Beaucoup de parents regrettent que leurs enfants soient distants avec eux, souvent penchés sur leur téléphone mobile, ignorant ostensiblement ce qu’ils leur disent. C’est particulièrement vrai des adolescents, mais cette période de la vie est très particulière : l’enfant se prépare à sa vie future en développant une très forte connivence avec sa communauté de pairs et en affichant ses distances avec des parents dont il a compris qu’il va devoir les quitter un jour. Et comment partir si l’on ne se fâche pas ? Alors l’adolescent s’y emploie. Pourtant, il est possible d’établir les bases d’un dialogue, à une condition : s’intéresser à ce qu’il fait, et c’est encore mieux si l’on a commencé avant cet âge-là.
Car le monde a changé. Les enfants ont leur culture dès l’âge de quatre ou cinq ans : leur mode vestimentaire, leurs revues, leurs émissions de télévision, leurs jeux vidéo et leurs séries cultes. À tel point que ce que l’on appelle « l’adolescence », définie comme une période pendant laquelle l’enfant développe des centres d’intérêt indépendants de ceux de ses parents, s’étend maintenant de cinq à 25 ans. Mais pourquoi 25 ans ? Parce que c’est l’âge considéré par les chercheurs en développement cérébral comme celui correspondant à une construction complète du cerveau. Avant cela, le jeune reste en construction, autant dire qu’il change constamment, et que ces changements ont souvent pour effet de créer un quiproquo entre ses parents et lui : ses parents ont toujours tendance à le considérer plus petit qu’il ne l’est, alors que lui-même, qui se sent aspiré vers le monde adulte, s’anticipe souvent plus grand qu’il ne l’est.

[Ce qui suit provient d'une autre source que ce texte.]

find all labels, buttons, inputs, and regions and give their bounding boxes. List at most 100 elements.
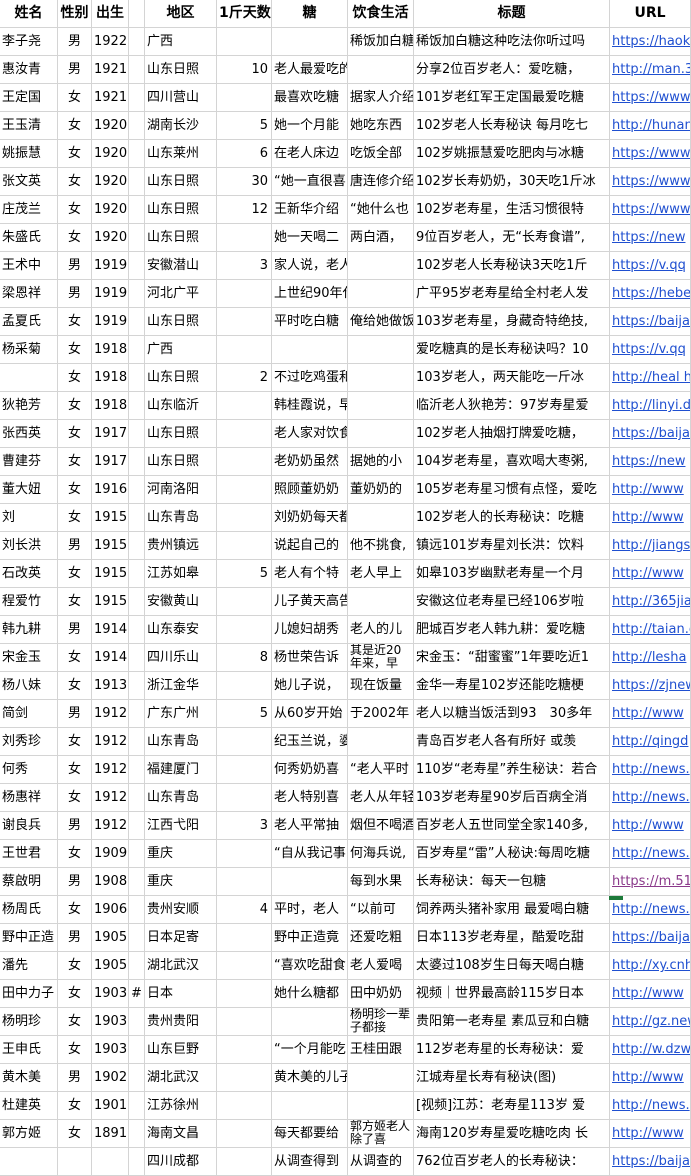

Alors, comment établir le contact à tout âge, ou comment le rétablir lorsqu’il a été rompu ? Deux séries de recherches sur le développement de l’enfant et de sa famille permettent aujourd’hui de préciser une feuille de route.
Pour ceux qui ont de jeunes enfants, il a été montré que la disponibilité de l’enfant aux propositions de ses parents dépend beaucoup de la disponibilité de ceux-ci à ses propres attentes. Un parent qui utilise son smartphone tout en parlant ou en jouant avec son enfant fait en effet des phrases plus courtes et répond par des mimiques plus pauvres à ses sollicitations1. Il lui assure donc un moindre soutien éducatif. Il peut en résulter des retards de langage, des difficultés à gérer les relations, mais aussi un sentiment d’abandon qui perturbe la mise en place d’un attachement sécurisant. L’utilisation du smartphone par les adultes dans les jardins publics s’accompagne également d’un risque accru d’accident, l’enfant cherchant à accaparer l’attention de son accompagnateur par tous les moyens, y compris en se mettant en danger. Nos enfants ont besoin de notre regard et de notre attention à tout âge, mais particulièrement dans les premières années de la vie.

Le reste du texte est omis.